First, despite the interview appearing on the day of the Labour leadership declaration, there’s no attempt to bring the hammer down on the new Labour leader. All we get is some framing on the deficit. Next, as Paul Goodman notes, it is an attempt to reassure the Tory faithful after the Lib Dem conference Vince Cable is gently put back in his box with the line ‘Vince is Vince’. Cameron also stresses that he ‘will always safeguard our nuclear deterrent’; a line that is very different from the nakedly political discussions of Trident in Liverpool, where what seemed matter to most was making life difficult for Labour.

Judging by its tone, I suspect that a post Lib Dem conference Cameron interview will become an annual fixture. An addition to our political calendar required by this age of coalition.

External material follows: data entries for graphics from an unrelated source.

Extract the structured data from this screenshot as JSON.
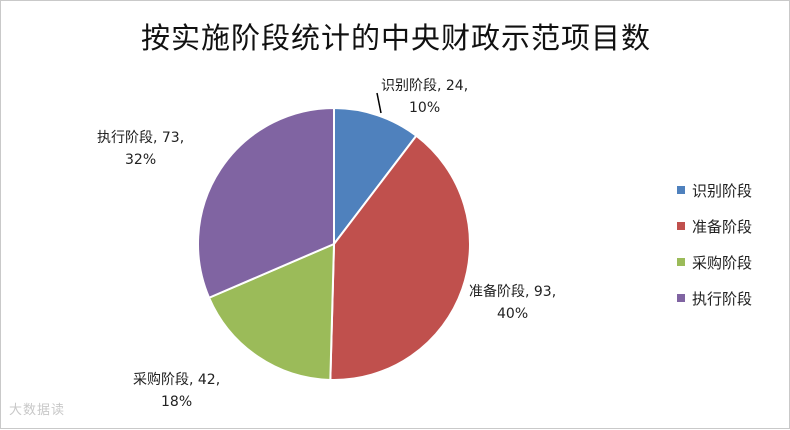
{
  "chart_data": {
    "type": "pie",
    "title": "按实施阶段统计的中央财政示范项目数",
    "slices": [
      {
        "name": "识别阶段",
        "value": 24,
        "percent": "10%",
        "color": "#4f81bd",
        "label_line1": "识别阶段, 24,",
        "label_line2": "10%"
      },
      {
        "name": "准备阶段",
        "value": 93,
        "percent": "40%",
        "color": "#c0504d",
        "label_line1": "准备阶段, 93,",
        "label_line2": "40%"
      },
      {
        "name": "采购阶段",
        "value": 42,
        "percent": "18%",
        "color": "#9bbb59",
        "label_line1": "采购阶段, 42,",
        "label_line2": "18%"
      },
      {
        "name": "执行阶段",
        "value": 73,
        "percent": "32%",
        "color": "#8064a2",
        "label_line1": "执行阶段, 73,",
        "label_line2": "32%"
      }
    ],
    "legend_position": "right"
  },
  "watermark": "大数据读"
}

But what is most striking to me is how Cameron drops hints about easing the tax burden without making a big deal out of the fact that the coalition has already moved to ease the tax burden on anyone earning less than £43,000 a year by raising the personal allowance for basic rate taxpayers by a thousand pounds to £7,475 in the Budget.  This is the equivalent of a £200 tax cut for anyone who earns more than that.

£200 might not be a massive amount but it is something. But the coalition seems oddly reluctant to talk about it. The Lib Dems only want to talk about the low-earners that are taken out of tax altogether by this increase in the threshold. The Tories don’t shout about it either. But they’d be well advised to do so. The middle class needs to know that the government is doing something for it.